From Fashionable to Stylish
This story originally appeared in our March 2017 Expressions Issue.
Growing up in a small suburb of Philadelphia, I found very few things exciting. My house was always decorated the same, the people I went to school with were always the same and my after school activities were always the same. That repetition of sameness was only punctuated ever so occasionally when my copy of Teen Vogue arrived in the mail. I remember flipping through the glossy pages in awe of the colorful clothes, the beautiful photoshoots, but most importantly, the excitement of fashion.
I quickly became engrossed in the fashion world. I religiously followed trends, bought every style guide I could get my hands on and routinely found myself back at the mall, shopping for the newest “it” item.

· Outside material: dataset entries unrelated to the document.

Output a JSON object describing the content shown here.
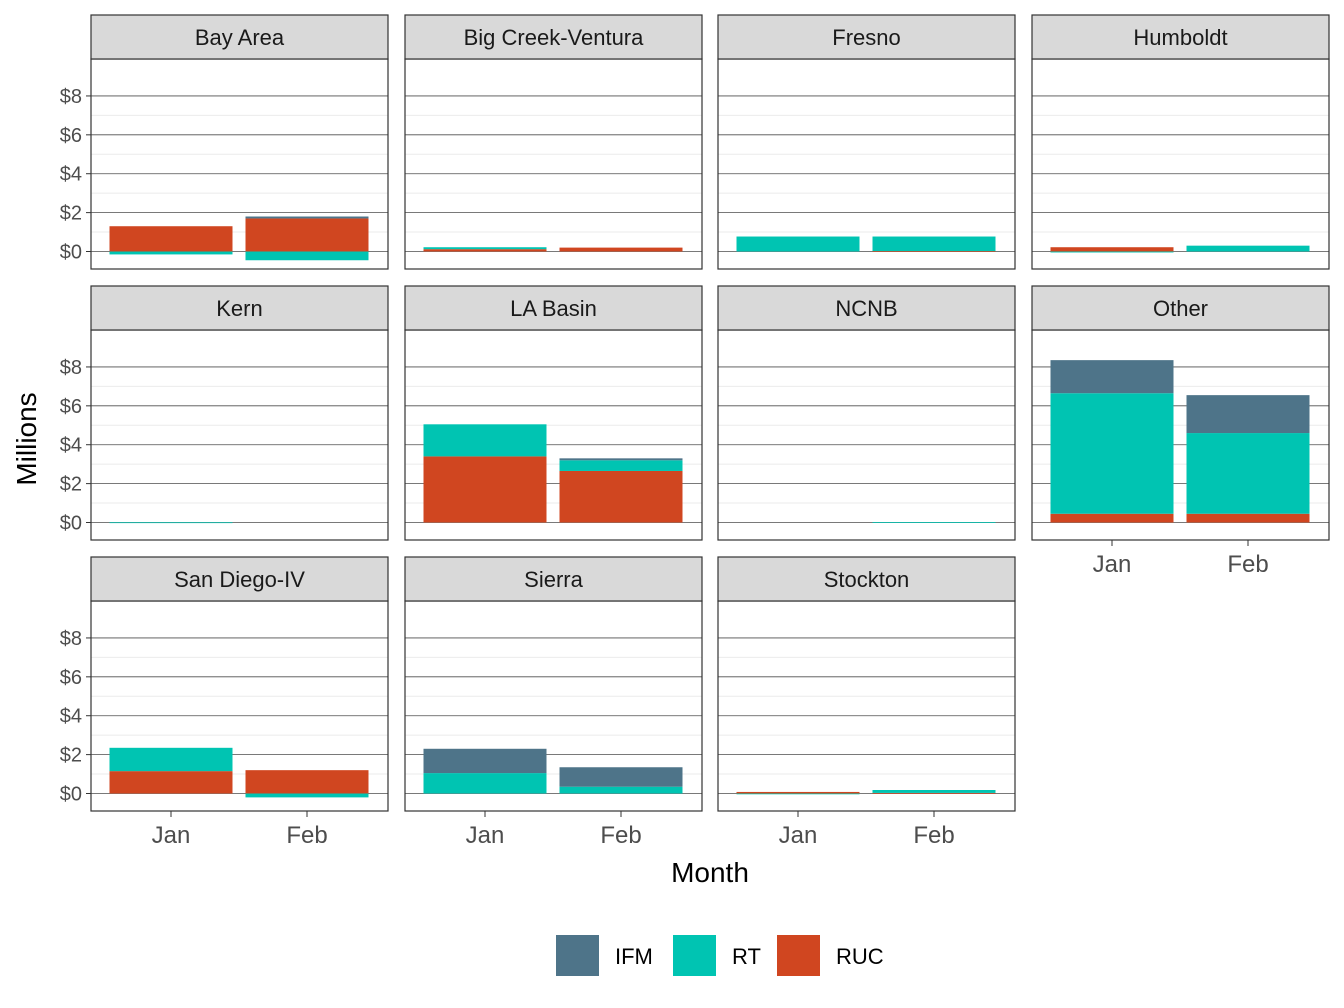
{
  "chart_data": {
    "type": "bar",
    "stacked": true,
    "facet": true,
    "categories": [
      "Jan",
      "Feb"
    ],
    "xlabel": "Month",
    "ylabel": "Millions",
    "ylim": [
      -0.9,
      9.9
    ],
    "y_ticks": [
      {
        "value": 0,
        "label": "$0"
      },
      {
        "value": 2,
        "label": "$2"
      },
      {
        "value": 4,
        "label": "$4"
      },
      {
        "value": 6,
        "label": "$6"
      },
      {
        "value": 8,
        "label": "$8"
      }
    ],
    "grid": true,
    "legend": {
      "position": "bottom"
    },
    "series_order": [
      "IFM",
      "RT",
      "RUC"
    ],
    "series_colors": {
      "IFM": "#4e7489",
      "RT": "#00c4b2",
      "RUC": "#d04620"
    },
    "facets": [
      {
        "name": "Bay Area",
        "series": [
          {
            "name": "IFM",
            "values": [
              0.0,
              0.1
            ]
          },
          {
            "name": "RT",
            "values": [
              -0.15,
              -0.45
            ]
          },
          {
            "name": "RUC",
            "values": [
              1.3,
              1.7
            ]
          }
        ]
      },
      {
        "name": "Big Creek-Ventura",
        "series": [
          {
            "name": "IFM",
            "values": [
              0.0,
              0.0
            ]
          },
          {
            "name": "RT",
            "values": [
              0.1,
              0.0
            ]
          },
          {
            "name": "RUC",
            "values": [
              0.12,
              0.2
            ]
          }
        ]
      },
      {
        "name": "Fresno",
        "series": [
          {
            "name": "IFM",
            "values": [
              0.0,
              0.0
            ]
          },
          {
            "name": "RT",
            "values": [
              0.77,
              0.75
            ]
          },
          {
            "name": "RUC",
            "values": [
              0.0,
              0.02
            ]
          }
        ]
      },
      {
        "name": "Humboldt",
        "series": [
          {
            "name": "IFM",
            "values": [
              0.0,
              0.0
            ]
          },
          {
            "name": "RT",
            "values": [
              -0.05,
              0.3
            ]
          },
          {
            "name": "RUC",
            "values": [
              0.22,
              0.0
            ]
          }
        ]
      },
      {
        "name": "Kern",
        "series": [
          {
            "name": "IFM",
            "values": [
              0.0,
              0.0
            ]
          },
          {
            "name": "RT",
            "values": [
              0.01,
              0.0
            ]
          },
          {
            "name": "RUC",
            "values": [
              0.0,
              0.0
            ]
          }
        ]
      },
      {
        "name": "LA Basin",
        "series": [
          {
            "name": "IFM",
            "values": [
              0.0,
              0.1
            ]
          },
          {
            "name": "RT",
            "values": [
              1.65,
              0.55
            ]
          },
          {
            "name": "RUC",
            "values": [
              3.4,
              2.65
            ]
          }
        ]
      },
      {
        "name": "NCNB",
        "series": [
          {
            "name": "IFM",
            "values": [
              0.0,
              0.0
            ]
          },
          {
            "name": "RT",
            "values": [
              0.0,
              0.02
            ]
          },
          {
            "name": "RUC",
            "values": [
              0.0,
              0.0
            ]
          }
        ]
      },
      {
        "name": "Other",
        "series": [
          {
            "name": "IFM",
            "values": [
              1.7,
              1.95
            ]
          },
          {
            "name": "RT",
            "values": [
              6.2,
              4.15
            ]
          },
          {
            "name": "RUC",
            "values": [
              0.45,
              0.45
            ]
          }
        ]
      },
      {
        "name": "San Diego-IV",
        "series": [
          {
            "name": "IFM",
            "values": [
              0.0,
              0.0
            ]
          },
          {
            "name": "RT",
            "values": [
              1.2,
              -0.2
            ]
          },
          {
            "name": "RUC",
            "values": [
              1.15,
              1.2
            ]
          }
        ]
      },
      {
        "name": "Sierra",
        "series": [
          {
            "name": "IFM",
            "values": [
              1.25,
              1.0
            ]
          },
          {
            "name": "RT",
            "values": [
              1.05,
              0.35
            ]
          },
          {
            "name": "RUC",
            "values": [
              0.0,
              0.0
            ]
          }
        ]
      },
      {
        "name": "Stockton",
        "series": [
          {
            "name": "IFM",
            "values": [
              0.0,
              0.0
            ]
          },
          {
            "name": "RT",
            "values": [
              -0.03,
              0.15
            ]
          },
          {
            "name": "RUC",
            "values": [
              0.08,
              0.03
            ]
          }
        ]
      }
    ]
  }
}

What I failed to recognize in those early years of my fashion obsession was that “fashion” and “style” are two different entities.
When I show people my freshman year yearbook picture, more often than not they respond by asking: “Is that even you?” Yes, that blonde-haired, perfectly polished young girl is in fact the same black-haired, septum-pierced, tattooed girl you are looking at today. In that picture, I wore a red flannel shirt under a navy blue sweater from Forever21, a decision determined by my mom’s latest edition of People, which deemed the nautical, preppy look as all the rage. Today, you would not catch me dead in an outfit like that. More likely than not, you will see me in my dad’s vintage XXL Harley Davidson T-shirt and my barely-white-they’re-almost-brown Vans I snagged for a dollar at my local thrift store. In the three years since that photo was taken, I finally understood that I was not dressing for me. I was dressing for how the fashion industry wanted me to look. I was dressing for fashion, not style.

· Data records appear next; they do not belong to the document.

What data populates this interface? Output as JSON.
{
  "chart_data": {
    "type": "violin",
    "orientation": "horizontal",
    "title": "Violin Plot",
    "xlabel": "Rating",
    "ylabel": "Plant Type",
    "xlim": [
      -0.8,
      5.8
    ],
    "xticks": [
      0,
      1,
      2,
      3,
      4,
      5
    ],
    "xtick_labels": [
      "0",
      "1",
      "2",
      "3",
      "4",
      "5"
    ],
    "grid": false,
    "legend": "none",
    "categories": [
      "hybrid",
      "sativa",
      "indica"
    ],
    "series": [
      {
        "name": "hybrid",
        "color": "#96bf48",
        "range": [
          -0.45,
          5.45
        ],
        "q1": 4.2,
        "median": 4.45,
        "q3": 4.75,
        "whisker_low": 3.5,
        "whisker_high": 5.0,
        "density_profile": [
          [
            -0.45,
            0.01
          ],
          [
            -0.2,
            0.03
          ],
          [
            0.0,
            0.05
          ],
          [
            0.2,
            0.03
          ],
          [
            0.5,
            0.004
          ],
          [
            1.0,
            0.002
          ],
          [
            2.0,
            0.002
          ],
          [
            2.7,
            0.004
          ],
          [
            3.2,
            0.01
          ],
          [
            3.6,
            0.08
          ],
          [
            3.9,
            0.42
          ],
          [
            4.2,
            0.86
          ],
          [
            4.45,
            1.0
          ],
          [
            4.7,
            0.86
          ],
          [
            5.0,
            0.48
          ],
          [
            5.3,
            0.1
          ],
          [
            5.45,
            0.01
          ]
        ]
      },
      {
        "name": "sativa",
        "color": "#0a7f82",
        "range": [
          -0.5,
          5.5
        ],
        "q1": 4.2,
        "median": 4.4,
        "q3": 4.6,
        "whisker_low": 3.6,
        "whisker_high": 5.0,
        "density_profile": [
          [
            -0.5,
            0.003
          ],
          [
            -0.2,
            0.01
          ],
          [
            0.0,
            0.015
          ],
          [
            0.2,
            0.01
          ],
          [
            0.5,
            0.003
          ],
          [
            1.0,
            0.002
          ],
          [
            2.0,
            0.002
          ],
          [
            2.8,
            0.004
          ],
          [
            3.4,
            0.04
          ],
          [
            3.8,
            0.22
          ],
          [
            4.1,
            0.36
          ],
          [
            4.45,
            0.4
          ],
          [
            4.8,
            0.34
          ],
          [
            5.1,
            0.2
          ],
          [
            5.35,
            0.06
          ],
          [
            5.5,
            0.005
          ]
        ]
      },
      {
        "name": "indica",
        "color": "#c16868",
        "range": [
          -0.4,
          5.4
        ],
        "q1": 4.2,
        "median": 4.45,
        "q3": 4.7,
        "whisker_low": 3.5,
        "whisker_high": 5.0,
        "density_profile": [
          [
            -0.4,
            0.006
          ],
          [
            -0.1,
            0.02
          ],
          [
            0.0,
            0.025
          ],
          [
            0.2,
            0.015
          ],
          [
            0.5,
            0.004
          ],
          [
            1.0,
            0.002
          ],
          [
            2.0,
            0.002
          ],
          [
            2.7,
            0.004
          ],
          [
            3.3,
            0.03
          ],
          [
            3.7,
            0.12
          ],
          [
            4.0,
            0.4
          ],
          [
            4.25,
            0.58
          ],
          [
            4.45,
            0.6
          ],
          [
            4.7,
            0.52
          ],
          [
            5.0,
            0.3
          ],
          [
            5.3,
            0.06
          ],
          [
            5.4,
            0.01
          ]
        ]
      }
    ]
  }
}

Granted, my transition was a slow one that took multiple years, and my style is continuously evolving to this day. How I appear is a constant reflection of my growth as an individual. It was not until I hit my first year of high school that it dawned on me that the image I created for myself was not one that accurately portrayed who I was on the inside. As cliché as that may seem, that navy blue pullover told people a different story than what I wanted them to read. When people meet me for the first time I want them to see my hand-me-down XXL t-shirt and know that I am a little unconventional, mostly edgy and very much my own person—not what the fashion industry wants me to be. And contrary to what that industry wants me to think, no one thought of me differently once I branched out on my own stylistically. My closest friends barely even noticed a change because I simply grew into myself. I shaped the mold to fit who I was instead of someone I was pretending to be.
Most people would not look at my wardrobe and immediately think, “Wow, this girl is a fashionista,” but I am still deemed a “stylish” or “trendy” person. As it turns out, I’m a walking fashion contradiction. When the floral mini-skirts gracing New York Fashion Week runways appear in the pages of Vogue, I go out and buy another beat-up golfer’s jacket. The key to being “trendy” or “stylish” is not following the trends, but rather curating your own.